The MRP 1 genomic DNA (NT_0101393.13) sequence was obtained from GenBank [55] and used as the reference sequence. For the sequencing of all 31 exons of MRP 1, 30 pairs of primers (see Table 1) were designed using Vector NTI 7.0 software and utilized to amplify these exons. The amplicons spanned the entire exon as well as some flanking sequences, to ensure that the splice donor and acceptor sites were also included. The PCR reaction was performed in a 10 μl volume reaction containing 40 ng genomic DNA template from the above mentioned samples, 5 μl 2 × PCR master mix buffer (Qiagen, Valencia, CA, USA), with or without 1 μl Q-solution (depending on the GC content of the amplicon) as well as 0.20 μM/L of sense and anti-sense primers. PCR was carried out in a GeneAmp® PCR System 9700 (Applied Biosystems, Foster City, CA) with the thermal cycling conditions as follows: an initial denaturation at 94°C for 15 min followed by 35 cycles at 94°C for 30 sec, temperature for the optimal annealing of each amplicon as specified (Table 1) for 90 sec, and extension at 72°C for 60 sec. This was then followed by a final elongation step at 72°C for 10 min. The PCR products obtained were then treated with exonuclease I and shrimp alkaline phosphatase (SAP, United States Biochemical). Sequencing reactions were performed using ABI PRISM Big Dye Terminator (V3.0) kit and the conditions for the sequencing reactions were (for all the exons except exon 1): 94°C for 15 min followed by 30 cycles at 96°C for 10 sec, 50°C for 5 sec and 60°C for 4 min. Due to the high GC content of exon 1, the sequencing conditions were modified as follows: 94°C for 15 min followed by 35 cycles at 98°C for 30 sec, 48°C for 10 sec and 60°C for 5 min. The final product was resolved by automated capillary electrophoresis on an ABI PRISM 3700® DNA analyzer (Applied Biosystems). The DNA sequence of each exon obtained experimentally was then aligned against the reference sequence (NT_0101393.13) using the Vector NTI 7.0 software to identify the polymorphic sites. Polymorphisms identified were verified through bi-directional re-sequencing of all samples whose chromatograms do not clearly display the polymorphism as well as randomly selected samples whose chromatograms clearly show the polymorphism.
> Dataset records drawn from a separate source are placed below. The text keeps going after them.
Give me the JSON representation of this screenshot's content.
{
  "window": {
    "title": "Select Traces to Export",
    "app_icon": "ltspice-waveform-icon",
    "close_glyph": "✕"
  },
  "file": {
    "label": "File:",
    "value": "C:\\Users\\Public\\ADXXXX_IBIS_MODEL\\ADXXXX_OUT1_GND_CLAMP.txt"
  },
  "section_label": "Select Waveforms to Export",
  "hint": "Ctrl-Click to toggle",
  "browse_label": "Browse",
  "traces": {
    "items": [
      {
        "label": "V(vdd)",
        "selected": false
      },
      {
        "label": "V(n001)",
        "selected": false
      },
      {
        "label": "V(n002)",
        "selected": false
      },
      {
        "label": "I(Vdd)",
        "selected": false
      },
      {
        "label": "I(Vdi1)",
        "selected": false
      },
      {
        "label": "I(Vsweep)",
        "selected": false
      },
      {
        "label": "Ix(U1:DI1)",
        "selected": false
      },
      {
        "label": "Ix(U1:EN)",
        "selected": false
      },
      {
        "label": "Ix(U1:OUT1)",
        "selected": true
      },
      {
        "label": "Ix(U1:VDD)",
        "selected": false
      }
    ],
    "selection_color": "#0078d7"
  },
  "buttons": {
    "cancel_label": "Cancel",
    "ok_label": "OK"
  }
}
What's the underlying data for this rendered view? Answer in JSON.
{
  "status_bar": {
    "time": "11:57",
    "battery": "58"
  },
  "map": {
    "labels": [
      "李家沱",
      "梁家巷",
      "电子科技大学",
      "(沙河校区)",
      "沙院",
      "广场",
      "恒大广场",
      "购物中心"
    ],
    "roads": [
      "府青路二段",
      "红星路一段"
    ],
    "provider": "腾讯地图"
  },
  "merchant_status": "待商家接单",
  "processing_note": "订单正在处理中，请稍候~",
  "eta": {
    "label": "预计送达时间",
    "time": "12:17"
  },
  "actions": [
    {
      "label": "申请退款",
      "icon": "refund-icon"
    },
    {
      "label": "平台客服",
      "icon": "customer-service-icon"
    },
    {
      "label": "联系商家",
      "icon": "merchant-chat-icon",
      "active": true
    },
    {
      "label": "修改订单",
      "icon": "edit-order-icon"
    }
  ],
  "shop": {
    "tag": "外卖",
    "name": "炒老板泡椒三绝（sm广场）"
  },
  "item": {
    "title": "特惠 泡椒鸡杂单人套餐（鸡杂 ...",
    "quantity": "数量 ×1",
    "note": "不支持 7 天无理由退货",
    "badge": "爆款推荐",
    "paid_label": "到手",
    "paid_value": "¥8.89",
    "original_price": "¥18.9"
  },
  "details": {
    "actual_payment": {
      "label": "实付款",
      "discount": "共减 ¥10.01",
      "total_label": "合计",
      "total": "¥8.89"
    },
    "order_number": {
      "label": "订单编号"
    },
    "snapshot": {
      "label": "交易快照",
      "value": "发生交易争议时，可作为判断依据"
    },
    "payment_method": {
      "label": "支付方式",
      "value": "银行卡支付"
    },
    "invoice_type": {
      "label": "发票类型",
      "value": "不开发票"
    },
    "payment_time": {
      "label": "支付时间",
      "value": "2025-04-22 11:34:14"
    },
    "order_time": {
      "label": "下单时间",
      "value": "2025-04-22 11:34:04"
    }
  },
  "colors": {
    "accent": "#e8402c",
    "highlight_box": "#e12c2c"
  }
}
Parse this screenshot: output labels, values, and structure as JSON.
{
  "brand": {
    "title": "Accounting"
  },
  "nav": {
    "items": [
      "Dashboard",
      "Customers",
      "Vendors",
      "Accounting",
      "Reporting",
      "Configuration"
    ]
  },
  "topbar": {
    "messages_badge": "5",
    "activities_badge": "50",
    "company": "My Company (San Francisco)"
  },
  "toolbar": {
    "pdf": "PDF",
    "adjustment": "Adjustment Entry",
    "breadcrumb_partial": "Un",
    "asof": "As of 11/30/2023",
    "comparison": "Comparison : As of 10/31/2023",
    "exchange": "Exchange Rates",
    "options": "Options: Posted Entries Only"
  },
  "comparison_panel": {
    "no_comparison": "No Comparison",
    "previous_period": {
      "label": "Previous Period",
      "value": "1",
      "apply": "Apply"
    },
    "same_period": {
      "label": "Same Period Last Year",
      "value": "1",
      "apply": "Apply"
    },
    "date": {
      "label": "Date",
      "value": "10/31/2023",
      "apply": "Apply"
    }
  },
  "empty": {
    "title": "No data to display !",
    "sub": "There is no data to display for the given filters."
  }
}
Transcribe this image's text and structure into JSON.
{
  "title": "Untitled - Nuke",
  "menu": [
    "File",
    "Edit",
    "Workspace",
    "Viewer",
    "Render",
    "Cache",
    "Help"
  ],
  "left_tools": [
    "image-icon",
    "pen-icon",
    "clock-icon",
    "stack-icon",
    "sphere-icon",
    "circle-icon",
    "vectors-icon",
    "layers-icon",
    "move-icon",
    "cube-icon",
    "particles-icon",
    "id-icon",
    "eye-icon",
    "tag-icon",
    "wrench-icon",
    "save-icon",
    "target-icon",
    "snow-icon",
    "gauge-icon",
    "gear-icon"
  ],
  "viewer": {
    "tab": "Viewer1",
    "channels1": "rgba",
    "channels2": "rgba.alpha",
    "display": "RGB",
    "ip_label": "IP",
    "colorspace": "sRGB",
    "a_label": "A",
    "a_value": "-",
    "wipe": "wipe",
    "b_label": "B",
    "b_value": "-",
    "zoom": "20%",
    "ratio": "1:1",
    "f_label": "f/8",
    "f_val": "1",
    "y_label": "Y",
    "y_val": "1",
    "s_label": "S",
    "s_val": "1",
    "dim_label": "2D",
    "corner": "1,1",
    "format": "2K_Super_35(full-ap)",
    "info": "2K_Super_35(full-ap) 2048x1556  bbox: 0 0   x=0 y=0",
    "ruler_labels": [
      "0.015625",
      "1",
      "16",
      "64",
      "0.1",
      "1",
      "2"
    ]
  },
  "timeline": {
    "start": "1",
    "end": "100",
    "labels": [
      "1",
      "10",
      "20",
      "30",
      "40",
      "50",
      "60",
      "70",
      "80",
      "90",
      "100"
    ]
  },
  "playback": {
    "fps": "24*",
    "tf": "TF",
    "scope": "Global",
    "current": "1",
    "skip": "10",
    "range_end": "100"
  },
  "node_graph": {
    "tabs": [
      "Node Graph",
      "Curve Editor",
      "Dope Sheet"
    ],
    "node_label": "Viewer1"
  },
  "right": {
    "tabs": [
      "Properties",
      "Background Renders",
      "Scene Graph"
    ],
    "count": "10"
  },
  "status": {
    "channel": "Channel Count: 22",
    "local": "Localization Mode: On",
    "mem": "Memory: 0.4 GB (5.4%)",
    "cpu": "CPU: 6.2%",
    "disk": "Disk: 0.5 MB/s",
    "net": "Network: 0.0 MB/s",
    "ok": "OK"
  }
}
Population genetic parameters

Two common parameters of nucleotide diversity were calculated: the neutral parameter (θ) which is the estimate of population mutation parameter based on the number of polymorphic sites in the samples [40] and nucleotide diversity (π) which is the direct estimate of heterozygosity per site, or the average proportion of nucleotides that differ between any randomly sampled pair of sequences [40]. Each of these two parameters was calculated for synonymous and nonsynonymous SNP sites. Tajima's D statistic was also calculated to assess deviations from the neutral mutation model [41].

In Silico characterization of polymorphisms in exons

The programs Sorting Intolerant From Tolerant (SIFT) [46], Polymorphism Phenotyping (PolyPhen) [47] and PANTHER [48] were utilized to evaluate the potential effect of amino acid substitutions resulting from the polymorphisms. Since the position of the non-synonymous polymorphic amino acid residue on the MRP1 protein may provide important clues with regards to its potential functionality, the SOSUI program [56] was utilized to predict the topology of the MRP1 protein and the TOPO2 program [57] was used to display the location of the SNPs on the MRP1 protein topological image.